Closed yo8192 closed 5 months ago

yo8192 commented 4 years ago

(raising on behalf of tux88)

I have encountered a problem for a long time with pam and nslcd, which produces an unnecessary warning when calling "fcrontab " as user root. It produces an output similar in /var/log/warn "nslcd[673]: [...] request denied by validnames option"

yo8192 commented 4 years ago

Hi tux88,

Apologies for the delay. I've tried reproducing your issue, without success (when using a valid config line).

It looks like the fcrontab file example you proposed had some formatting issue, I assume when copying as a comment in github. I have fixed the formatting and used:

!erroronlymail(true)
!mailto(root)
IN_BOOT=
IN_RUNLEVEL=
PATH=/bin:/usr/bin:/usr/local/bin:/sbin:/usr/sbin:/usr/local/sbin
20 2 * * *       root /bin/true

Can you try with this exact example and tell me if you still see the warning?

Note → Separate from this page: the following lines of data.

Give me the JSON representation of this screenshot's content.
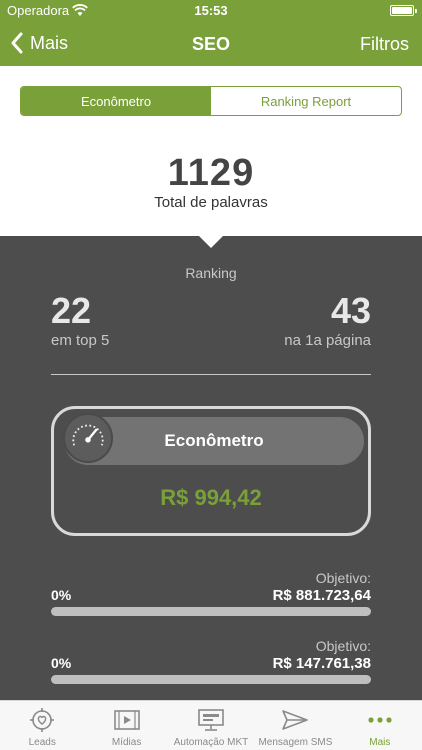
{
  "status_bar": {
    "carrier": "Operadora",
    "time": "15:53"
  },
  "nav": {
    "back_label": "Mais",
    "title": "SEO",
    "filters_label": "Filtros"
  },
  "segments": [
    {
      "label": "Econômetro",
      "active": true
    },
    {
      "label": "Ranking Report",
      "active": false
    }
  ],
  "summary": {
    "total_value": "1129",
    "total_label": "Total de palavras"
  },
  "ranking": {
    "label": "Ranking",
    "top5_value": "22",
    "top5_label": "em top 5",
    "first_page_value": "43",
    "first_page_label": "na 1a página"
  },
  "econometro": {
    "title": "Econômetro",
    "value": "R$ 994,42"
  },
  "goals": [
    {
      "objective_label": "Objetivo:",
      "percent_label": "0%",
      "value": "R$ 881.723,64",
      "progress": 0
    },
    {
      "objective_label": "Objetivo:",
      "percent_label": "0%",
      "value": "R$ 147.761,38",
      "progress": 0
    }
  ],
  "tabs": [
    {
      "label": "Leads",
      "icon": "leads-target-heart-icon",
      "active": false
    },
    {
      "label": "Mídias",
      "icon": "media-film-icon",
      "active": false
    },
    {
      "label": "Automação MKT",
      "icon": "automation-monitor-icon",
      "active": false
    },
    {
      "label": "Mensagem SMS",
      "icon": "send-paper-plane-icon",
      "active": false
    },
    {
      "label": "Mais",
      "icon": "more-dots-icon",
      "active": true
    }
  ],
  "colors": {
    "brand_green": "#7aa03a",
    "dark_bg": "#4d4d4d",
    "inactive_tab": "#8a8a8a"
  }
}
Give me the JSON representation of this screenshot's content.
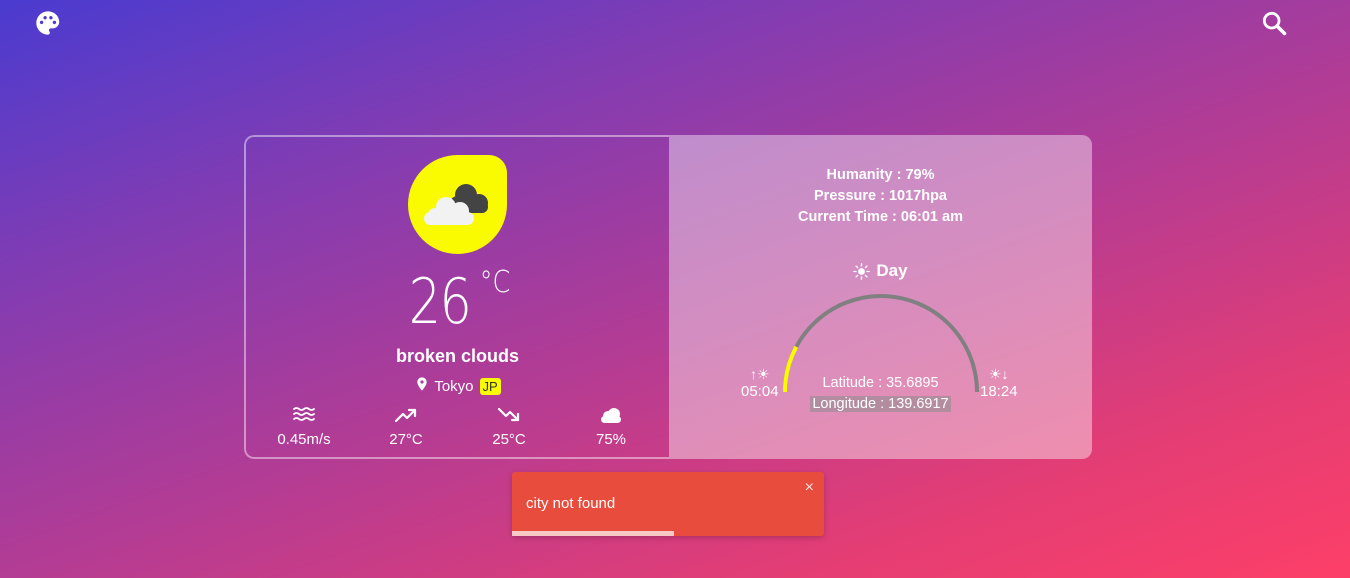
{
  "icons": {
    "palette": "palette-icon",
    "search": "search-icon",
    "weather": "broken-clouds-icon",
    "location": "map-pin-icon",
    "wind": "wind-icon",
    "temp_max": "trending-up-icon",
    "temp_min": "trending-down-icon",
    "clouds": "cloud-icon",
    "sun": "sun-icon",
    "close": "close-icon"
  },
  "weather": {
    "temperature": "26",
    "unit": "°C",
    "description": "broken clouds",
    "city": "Tokyo",
    "country": "JP"
  },
  "stats": {
    "wind": "0.45m/s",
    "temp_max": "27°C",
    "temp_min": "25°C",
    "clouds": "75%"
  },
  "details": {
    "humidity": "Humanity : 79%",
    "pressure": "Pressure : 1017hpa",
    "current_time": "Current Time : 06:01 am",
    "period": "Day",
    "sunrise": "05:04",
    "sunset": "18:24",
    "latitude": "Latitude : 35.6895",
    "longitude": "Longitude : 139.6917",
    "sun_progress": 0.06
  },
  "toast": {
    "message": "city not found",
    "close_label": "×",
    "progress": 0.52
  },
  "colors": {
    "accent_yellow": "#fafa00",
    "toast_red": "#e74c3c",
    "arc_gray": "#808080"
  }
}
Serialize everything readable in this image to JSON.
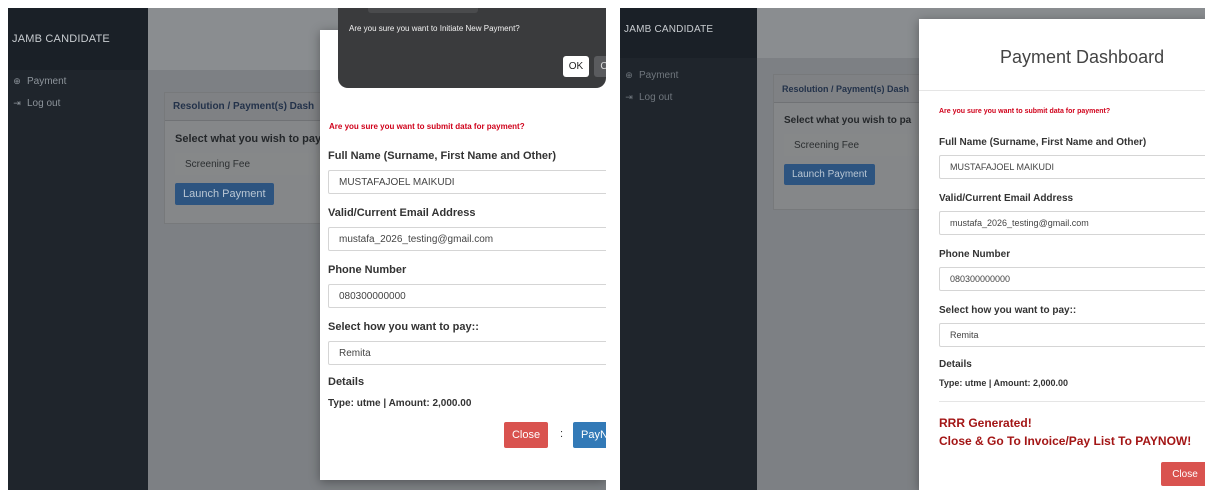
{
  "app": {
    "brand": "JAMB CANDIDATE"
  },
  "sidebar": {
    "items": [
      {
        "label": "Payment",
        "icon": "payment-icon"
      },
      {
        "label": "Log out",
        "icon": "logout-icon"
      }
    ]
  },
  "content": {
    "card_title": "Resolution / Payment(s) Dashboard",
    "card_title_visible": "Resolution / Payment(s) Dash",
    "select_question": "Select what you wish to pay",
    "select_question_visible_1": "Select what you wish to pay",
    "select_question_visible_2": "Select what you wish to pa",
    "selected_fee": "Screening Fee",
    "launch_button": "Launch Payment"
  },
  "confirm_dialog": {
    "message": "Are you sure you want to Initiate New Payment?",
    "ok_label": "OK",
    "cancel_label_visible": "C"
  },
  "form_modal": {
    "title": "Payment Dashboard",
    "warning": "Are you sure you want to submit data for payment?",
    "full_name_label": "Full Name (Surname, First Name and Other)",
    "full_name_value": "MUSTAFAJOEL MAIKUDI",
    "email_label": "Valid/Current Email Address",
    "email_value": "mustafa_2026_testing@gmail.com",
    "phone_label": "Phone Number",
    "phone_value": "080300000000",
    "pay_method_label": "Select how you want to pay::",
    "pay_method_value": "Remita",
    "details_label": "Details",
    "details_value": "Type: utme | Amount: 2,000.00",
    "close_label": "Close",
    "separator": ":",
    "paynow_visible": "PayN"
  },
  "result": {
    "line1": "RRR Generated!",
    "line2": "Close & Go To Invoice/Pay List To PAYNOW!"
  },
  "colors": {
    "sidebar_bg": "#1f252c",
    "warning_red": "#d0021b",
    "close_red": "#d9534f",
    "primary_blue": "#337ab7",
    "rrr_text": "#a31515"
  }
}
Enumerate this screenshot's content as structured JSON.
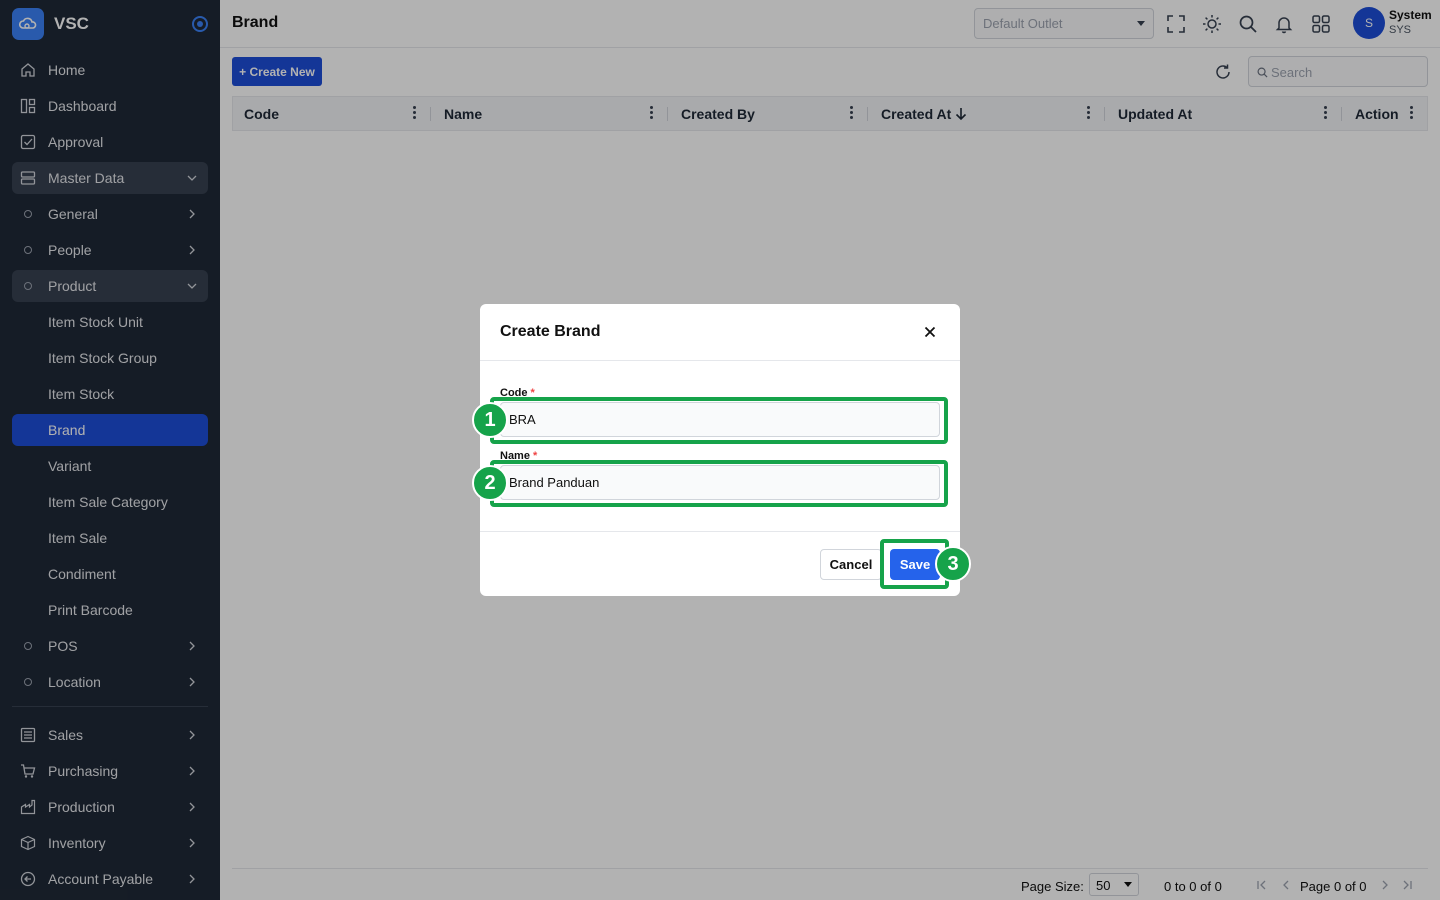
{
  "app": {
    "name": "VSC"
  },
  "sidebar": {
    "items": [
      {
        "label": "Home",
        "icon": "home-icon"
      },
      {
        "label": "Dashboard",
        "icon": "dashboard-icon"
      },
      {
        "label": "Approval",
        "icon": "checkbox-icon"
      },
      {
        "label": "Master Data",
        "icon": "database-icon"
      },
      {
        "label": "General"
      },
      {
        "label": "People"
      },
      {
        "label": "Product"
      },
      {
        "label": "Item Stock Unit"
      },
      {
        "label": "Item Stock Group"
      },
      {
        "label": "Item Stock"
      },
      {
        "label": "Brand"
      },
      {
        "label": "Variant"
      },
      {
        "label": "Item Sale Category"
      },
      {
        "label": "Item Sale"
      },
      {
        "label": "Condiment"
      },
      {
        "label": "Print Barcode"
      },
      {
        "label": "POS"
      },
      {
        "label": "Location"
      },
      {
        "label": "Sales",
        "icon": "list-icon"
      },
      {
        "label": "Purchasing",
        "icon": "cart-icon"
      },
      {
        "label": "Production",
        "icon": "factory-icon"
      },
      {
        "label": "Inventory",
        "icon": "box-icon"
      },
      {
        "label": "Account Payable",
        "icon": "arrow-circle-icon"
      }
    ]
  },
  "header": {
    "title": "Brand",
    "outlet_placeholder": "Default Outlet",
    "user": {
      "initial": "S",
      "name": "System",
      "role": "SYS"
    }
  },
  "toolbar": {
    "create_label": "+ Create New",
    "search_placeholder": "Search"
  },
  "table": {
    "columns": [
      "Code",
      "Name",
      "Created By",
      "Created At",
      "Updated At",
      "Action"
    ],
    "sorted_column": "Created At",
    "sort_direction": "descending"
  },
  "footer": {
    "page_size_label": "Page Size:",
    "page_size": "50",
    "range_text": "0 to 0 of 0",
    "page_text": "Page 0 of 0"
  },
  "modal": {
    "title": "Create Brand",
    "code_label": "Code",
    "code_value": "BRA",
    "name_label": "Name",
    "name_value": "Brand Panduan",
    "required_mark": "*",
    "cancel_label": "Cancel",
    "save_label": "Save"
  },
  "annotations": [
    "1",
    "2",
    "3"
  ],
  "colors": {
    "sidebar_bg": "#1f2937",
    "accent": "#1d4ed8",
    "save_button": "#2563eb",
    "highlight": "#16a34a"
  }
}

Note that in my case I don't have nslcd, but instead I've added a debug statement to print the value of 'username' right before the if statement you are proposing to change:

/FIXME TEMPORARY DEBUG
    fprintf(stderr, "username='%s'\n", username);
    if ((userpwent = getpwnam(username)) != NULL) {

Based on your code change proposal, it seems that the issue would be if username='', but I could not reproduce this with a valid config line.

It seems to me the code before this function check_username() is called should skip all blank spaces before calling check_username(), so I can't see how username could be empty, unless:

e.g. each of the two lines below will get me username=''

20 2 * * * %root /bin/true
20 2 * * * 

I'd be quite curious to confirm which line does cause the issue on your side, so I can reproduce here

yo8192 commented 5 months ago

closing this old PR... feel free to reopen / open a new one answering the remaining questions and addressing the points I raised if you're still interested in this.